Tattoos in the Archives
October 18, 2016
Archeological discoveries have suggested that the art of tattooing may have been practiced as early as the Stone Age, and twenty-five years ago in the Otztal Alps located between Austria and Italy, physical evidence of tattooing was discovered on Otzi, the ice man. In addition to his shoes, clothing, and a quiver, sixty-one separate tattoos were discovered on the man who lived in about 3,300 BCE. In Otzi’s time, a sharpened bone needle was likely used to slightly prick the skin, and probably colored with a carbon substance from a cooking fire.
The British voyages of Captain James Cook between 1768 and 1779 brought sailors in contact with the Polynesian practice of body marking called tatau. Though Caption Cook met a violent death in Hawaii, his sailing crew brought the art of tatau back to England, and saw it flourish. The Polynesian art gradually became known as "tattoo" in English.
In the nineteenth century, tattooing gained popularity among the European aristocracy. While on tour in Jerusalem in 1862, the Prince of Wales had a cross tattooed on his arm. Twenty years later, his sons, the Duke of Clarence and the Duke of York visited Japan and both had dragons tattooed on their arms. Nicholas II of Russia acquired a dragon tattoo in 1891, and it is rumored that the German Emperor, Kaiser Wilhelm II, also had a tattoo.
In the early- to mid-twentieth century, tattoos gradually became associated with criminals, sailors, and gang membership. The counter-culture movement of the 1960s saw tattoos emerge as symbols of social mistrust. Janis Joplin, for example, had several tattoos, as did many of her fans. These badges of the anti-establishment movement grew popular again, and have stayed so today.
Up until the late nineteenth century, tattoo artists would use a hand-needle poke method with various inks. Samuel O’Reilly experimented with Thomas Edison’s 1875 electric pen, and developed the electric tattoo machine that was patented in 1891. When he died in an accident in 1908, his apprentice, Charles Wagner, purchased the O’Reilly New York city tattoo parlor, and later developed an improved tattoo machine.

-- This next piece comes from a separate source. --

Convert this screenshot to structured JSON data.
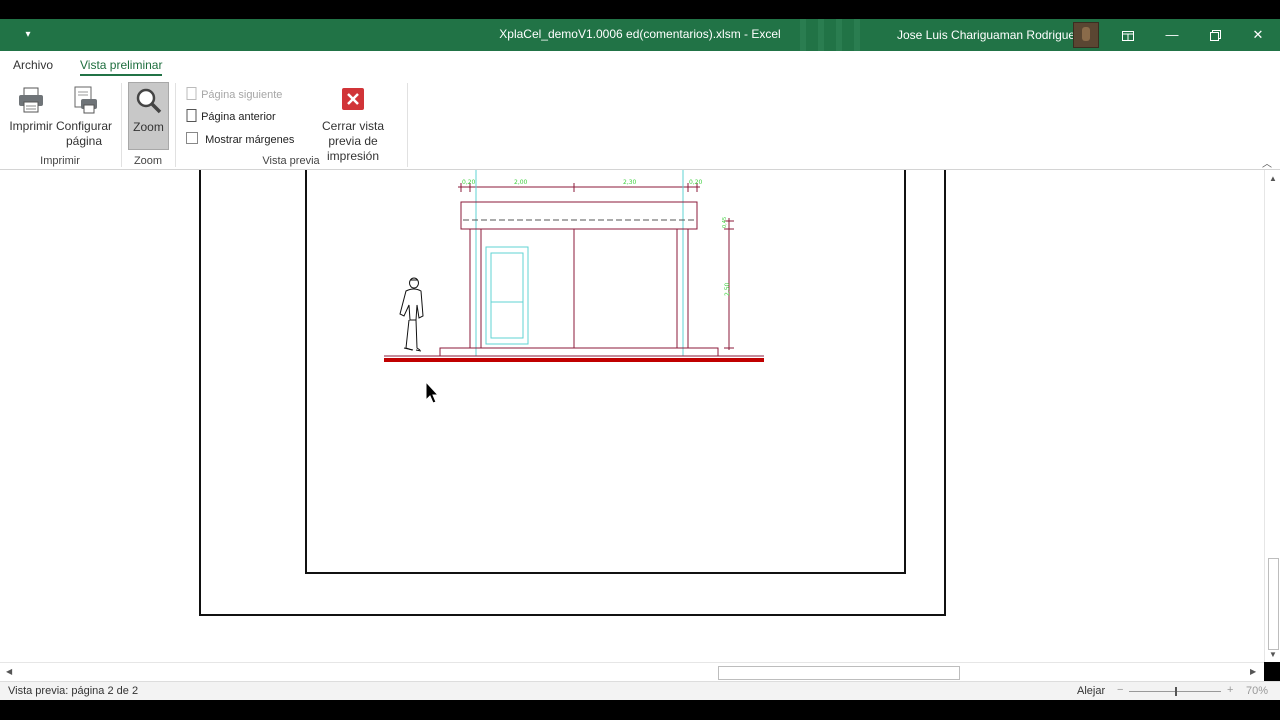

A modern tattoo machine usually works with a variable speed spring-loaded reciprocating needle that can penetrate the skin up to 6000 times a minute. Tattoo inks usually consist of a pigment in a wide range of colors and a carrier. At times, artists do sometimes mix inks to find a special color or tone.
A neighborhood tattoo shop will often have examples of tattoos on the shop walls and in notebooks that customers can flip through. These examples are referred to as "flash" by tattoo artists. Flash may be drawn by the resident artist or traded and sold among tattoo studios and artists. In addition to many flash examples, most tattoo artists can and will do custom work upon request.
Special Collections and Archives holds several contemporary magazines such as Lesbian News, The Advocate, Tattoo Flash, and Playboy, which may contain information and images about the history and art of tattooing. Some of the major tattoo artists have published their own coffee table books such as Don Ed Hardy's Tattooing the Invisible Man: Bodies of Work. Other resources about the art of tattooing include 1000 Tattoos, American Tattoo: As Ancient as Time, as Modern as Tomorrow, and Customizing the Body: The Art and Culture of Tattooing.